A Public Service Announcement for All You Passport-Free Americans
Remember the good old days, when you (OK, maybe not you personally, depending on your location, but rather the generic “you”) could take a spur-of-the-moment trip to Niagara Falls—the Canadian side, where the exchange rate favored Americans—with just your birth certificate and a camera? You pulled up to the customs booth and had a casual chat with the agent who, most likely, decided you looked safe enough and wished you happy trails. The last several times I went to Canada, I didn’t even had to show that birth certificate, and that included the Thanksgiving weekend jaunt to Quebec City less than three months after the September 11 terrorist attacks, the only difference then being that when I crossed back into the U.S., the agent welcomed me home.
Anyway, you can still take that impromptu road trip (OK, maybe not you personally, but you know…) as long as you go, well, by road. If you’re flying to Canada—or Mexico, or Bermuda—you now need a passport. The new rules went into effect today. And by this time next year, you’ll also need a passport for the road trip.
Here’s the quick and dirty for those caught off guard.

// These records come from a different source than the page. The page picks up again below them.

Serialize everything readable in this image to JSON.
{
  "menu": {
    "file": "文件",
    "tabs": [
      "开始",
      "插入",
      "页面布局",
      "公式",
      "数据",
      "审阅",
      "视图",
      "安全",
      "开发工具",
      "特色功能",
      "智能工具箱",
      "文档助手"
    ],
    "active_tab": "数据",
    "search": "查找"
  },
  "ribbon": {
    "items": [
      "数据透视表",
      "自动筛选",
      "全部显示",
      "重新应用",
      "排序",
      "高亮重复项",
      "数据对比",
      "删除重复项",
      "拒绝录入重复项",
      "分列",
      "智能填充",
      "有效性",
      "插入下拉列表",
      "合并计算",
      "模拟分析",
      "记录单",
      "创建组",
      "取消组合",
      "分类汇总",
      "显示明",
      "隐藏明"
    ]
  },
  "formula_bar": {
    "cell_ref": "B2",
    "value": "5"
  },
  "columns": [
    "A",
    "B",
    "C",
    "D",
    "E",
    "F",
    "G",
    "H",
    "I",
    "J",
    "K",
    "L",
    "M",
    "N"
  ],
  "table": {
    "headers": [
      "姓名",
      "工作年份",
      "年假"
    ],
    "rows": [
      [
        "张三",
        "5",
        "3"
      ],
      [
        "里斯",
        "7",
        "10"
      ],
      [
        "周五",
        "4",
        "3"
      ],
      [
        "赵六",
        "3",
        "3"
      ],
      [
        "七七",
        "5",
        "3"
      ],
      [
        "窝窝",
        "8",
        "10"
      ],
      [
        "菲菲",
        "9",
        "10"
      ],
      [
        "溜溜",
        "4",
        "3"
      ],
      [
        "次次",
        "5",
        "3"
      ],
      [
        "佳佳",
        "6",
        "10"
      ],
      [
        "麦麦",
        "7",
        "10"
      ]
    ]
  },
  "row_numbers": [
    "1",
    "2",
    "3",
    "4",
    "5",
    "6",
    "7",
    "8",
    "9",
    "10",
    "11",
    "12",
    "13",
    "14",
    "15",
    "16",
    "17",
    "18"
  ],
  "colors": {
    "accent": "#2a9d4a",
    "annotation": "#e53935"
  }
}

- The cost for adults (16 years and older) to obtain a U.S. passport is $97, including all ancillary fees. For kids, it’s $82.
- First-time applicants must apply in person at a designated location, some of which will take your photo on-site. You can search for locations here.
- You can fill out the application online, print it, and bring it with you to submit.
- It takes about 6-8 weeks to receive your passport, unless you pay extra for a rush.
- Your passport is good for ten years if you got it when you were 16 or older, otherwise five years.
- The current passport requirement essentially covers travel by air between the United States and any other country. The exceptions are U.S. territories of Puerto Rico, the U.S. Virgin Islands, the Mariana Islands including Guam, and American Samoa.
- In 2008, the requirement will extend to all travel by any means between the U.S. and any other country, excepting the U.S. territories.